Fernet-Branca (Milan)

39 percent ABV


“Fernet” is the style of amaro; other companies make it, but Branca is the most famous. Contains some 27-plus herbs, spices, roots and botanicals including bitter orange, cardamom, aloe ferox, chamomile, galangal, myrrh, rhubarb and saffron (reportedly 17 percent of the world’s saffron crop is purchased by Fernet-Branca).


They name all ingredients, but say the secret is in the quantities and preparation. Tasted at room temperature, neat. Cola or dark rum color. Scent of mint leaves, rummy, sugar-and-barrel caramelization. The finish defaults to mint and eucalyptus. Taste—no sweetness, like unsugared mint chewing gum. Astringent, thin, a warm bite. The resemblance to rum remains—minted rum.


Cocktail choices include a 50/50 shot drink—“Ferrari”—3/4 ounce each of Fernet-Branca and Campari. The Fernet swallows up the color, but the Campari delivers a complementary sweetness. Campari also adds heavier body. If Campari is too sweet and Fernet – Branca too dry, this can reconcile you to both. You must try Fernet and Coca-Cola—reportedly the “national drink of Argentina,” a country that consumes some 75 percent of the Fernet-Branca made annually. Pour 1 and 1/2 ounces of Fernet-Branca over ice in a highball glass, fill with cola, stir. The Fernet-Branca website says “without garnish,” and with 27-odd herbs and spices already in the Fernet, plus whatever’s in Coca-Cola, there’s no room for garnish. If Coke is too sweet, this might appeal to you—it’s herbal and minty to start (Coke Menthol?) dry and slightly bitter to finish. It’s an acquired taste, but the Argentines consume this blend by the two-liter (Coke) bottle, communally, so pay attention.


Paolucci Amaro Ciociaro (Frosinone, Italy)

30 percent ABV


Tasted room temperature, neat. Cola or coffee dark, like Jamaican rum. Cola nose. Tastes like hard ribbon candy, root beer barrel, chocolate. Sweet candied orange peel, marmalade, dark honey. Thick, almost syrupy, sweet, no bitterness, no burn. Cocktail suggestion: 1 and 1/2 ounces bourbon, 1/2 ounce each of Amaro Ciociaro and Aperol, blended and chilled with a large ice cube infused with Angostura bitters, and lemon wedge.
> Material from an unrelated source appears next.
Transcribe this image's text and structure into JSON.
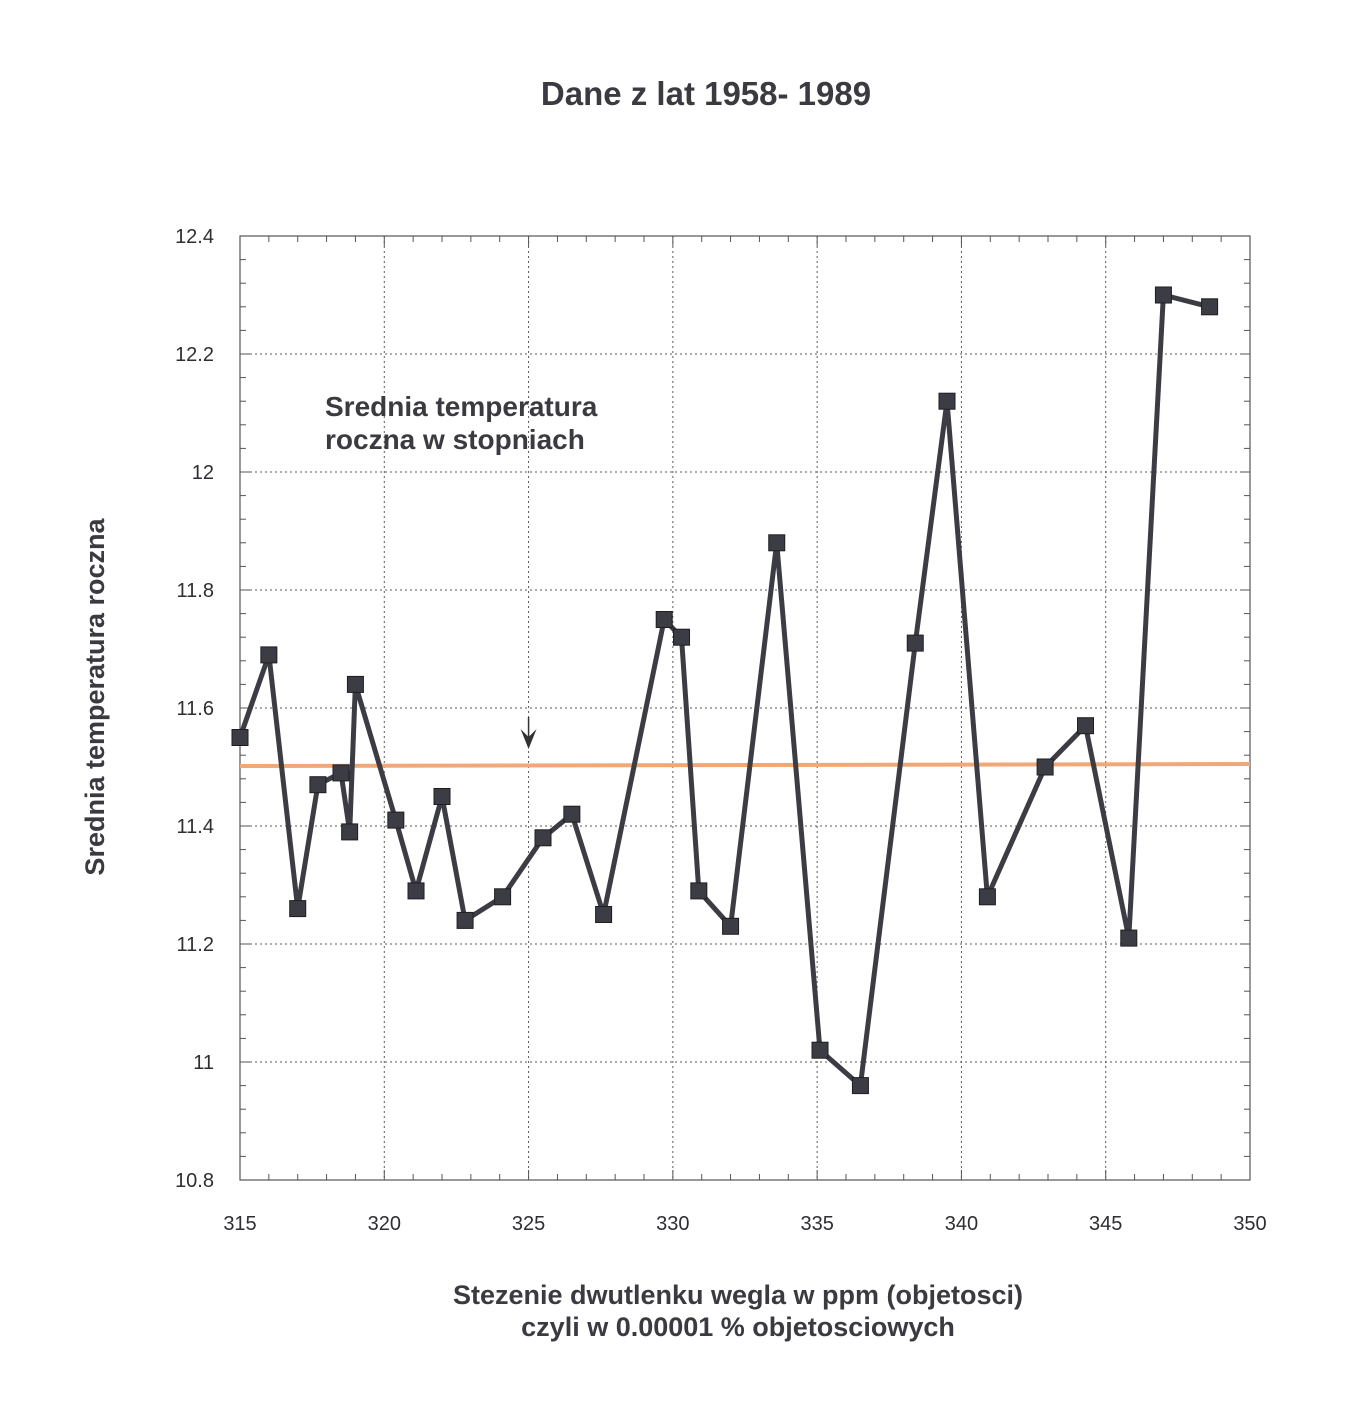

As the cube melts, the bitters disperse and complicate things.


Campari (Milan)

24 percent ABV


Ingredients undisclosed aside from alcohol and water. Tasted room temperature, neat. Clear, clean pinkish-salmon rose color. Nose is slightly astringent orange peel, hard candy, menthol. Taste is sweet, balanced by candied citrus peel—orange, grapefruit (and pith), lingering bitterness catches up with the sweetness of initial taste. Red fruit, berries, all candied. No tartness. Mix with soda and a lemon twist, you may think of Mickey’s Club Cool at Epcot or the tasting room at the Coca-Cola Museum in Atlanta—it’s like “Beverly,” the Italian soda people love to hate. Make it weak or strong—as with all amari, you gotta be the boss.